Cette exposition est significative de la posture actuelle de l’institution artistique qui mélange les finalités des fondations philanthropiques et celles des ONG impliquées dans les questions de transformation de la terre. Si les moyens qu’elle mobilise la distinguent nettement, la Fondation Cartier se singularise surtout par un discours politique sur le Bien commun, mais sans quitter l’art, et qui plus est en l’appréhendant avec originalité sous de multiples expressions.

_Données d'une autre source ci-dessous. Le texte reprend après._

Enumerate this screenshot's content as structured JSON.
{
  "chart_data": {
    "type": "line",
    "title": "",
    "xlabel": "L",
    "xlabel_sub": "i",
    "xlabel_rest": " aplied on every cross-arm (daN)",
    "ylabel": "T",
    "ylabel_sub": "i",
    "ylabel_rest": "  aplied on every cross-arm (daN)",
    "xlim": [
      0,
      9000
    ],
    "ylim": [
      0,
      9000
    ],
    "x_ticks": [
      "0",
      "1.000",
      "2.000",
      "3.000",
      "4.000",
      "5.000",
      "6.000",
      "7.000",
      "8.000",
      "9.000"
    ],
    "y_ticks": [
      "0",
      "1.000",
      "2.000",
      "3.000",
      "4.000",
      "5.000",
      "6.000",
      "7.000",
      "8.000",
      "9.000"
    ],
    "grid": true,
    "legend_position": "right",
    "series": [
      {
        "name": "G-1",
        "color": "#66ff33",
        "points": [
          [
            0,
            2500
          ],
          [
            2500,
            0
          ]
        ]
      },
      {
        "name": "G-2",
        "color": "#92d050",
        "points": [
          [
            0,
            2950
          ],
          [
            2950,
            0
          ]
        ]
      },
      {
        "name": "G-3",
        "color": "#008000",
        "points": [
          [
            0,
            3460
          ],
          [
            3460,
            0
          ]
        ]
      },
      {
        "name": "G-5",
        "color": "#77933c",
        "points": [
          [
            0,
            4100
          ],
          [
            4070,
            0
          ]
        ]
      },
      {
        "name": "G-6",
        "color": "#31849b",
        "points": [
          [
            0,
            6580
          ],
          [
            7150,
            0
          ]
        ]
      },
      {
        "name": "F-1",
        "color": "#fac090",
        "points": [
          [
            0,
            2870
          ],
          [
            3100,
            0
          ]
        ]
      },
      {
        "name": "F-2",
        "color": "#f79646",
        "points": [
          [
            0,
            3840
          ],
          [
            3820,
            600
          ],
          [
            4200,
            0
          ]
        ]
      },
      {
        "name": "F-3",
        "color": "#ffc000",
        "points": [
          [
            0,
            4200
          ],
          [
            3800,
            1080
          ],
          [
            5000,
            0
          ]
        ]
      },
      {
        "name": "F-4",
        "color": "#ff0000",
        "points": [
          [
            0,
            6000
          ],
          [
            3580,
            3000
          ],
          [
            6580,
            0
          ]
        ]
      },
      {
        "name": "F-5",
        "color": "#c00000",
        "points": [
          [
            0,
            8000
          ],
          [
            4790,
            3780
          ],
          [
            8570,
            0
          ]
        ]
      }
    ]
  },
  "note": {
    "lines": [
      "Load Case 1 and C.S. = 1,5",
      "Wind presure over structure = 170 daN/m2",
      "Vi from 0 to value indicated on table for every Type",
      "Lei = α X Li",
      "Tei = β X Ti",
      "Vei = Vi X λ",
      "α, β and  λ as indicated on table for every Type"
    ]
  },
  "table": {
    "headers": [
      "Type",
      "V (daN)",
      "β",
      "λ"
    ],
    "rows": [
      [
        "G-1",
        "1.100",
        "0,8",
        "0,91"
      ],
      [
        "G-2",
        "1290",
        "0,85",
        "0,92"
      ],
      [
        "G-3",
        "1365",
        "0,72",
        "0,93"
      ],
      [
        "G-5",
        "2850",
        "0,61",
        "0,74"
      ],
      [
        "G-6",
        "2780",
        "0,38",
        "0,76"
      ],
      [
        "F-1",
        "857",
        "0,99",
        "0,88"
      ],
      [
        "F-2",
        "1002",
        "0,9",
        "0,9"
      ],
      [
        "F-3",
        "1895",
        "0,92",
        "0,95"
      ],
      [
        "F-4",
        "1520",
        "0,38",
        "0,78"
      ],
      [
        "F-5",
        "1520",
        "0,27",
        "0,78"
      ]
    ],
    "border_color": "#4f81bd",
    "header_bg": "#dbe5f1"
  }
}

De précédentes expositions comme « Le grand orchestre des animaux » (2016) ont montré le tropisme de la Fondation pour la beauté de la nature, donc sa défense, mais aussi pour l’Amérique latine comme on peut le voir dans la promotion récurrente depuis 10 ans d’artistes brésiliens ou paraguayens. D’où l’importance donnée, ici, à la forêt amazonienne et non européenne. Si l’exposition de 2016 questionnait la hiérarchie hommes / animaux selon la philosophie de Descartes, « Nous les arbres » se positionne autrement en conférant à l’arbre un quasi-statut d’individu, mais sur un mode qui n’est pas celui de la métaphore littéraire bien connue.
Pensée systémique, découvertes botaniques et chimiques, sciences sociales, imaginaires de la représentation permettent de penser différemment la réalité de cet autre qui ne parle pas dans nos mots.
On retrouve en outre, ici, deux autres dimensions familières des expositions antérieures : la culture scientifique et la transmission des savoirs par des scénographies rendant accessibles les résultats de longues recherches non pas sur le mode du divertissement simplificateur ou de la vulgarisation télévisuelle, mais sur le mode de l’hybridation de la beauté et du narratif.
« Nous les arbres » mêle émotion et apprentissage, elle mobilise chez le visiteur ce qu’il a vécu ou connu de sa relation aux arbres.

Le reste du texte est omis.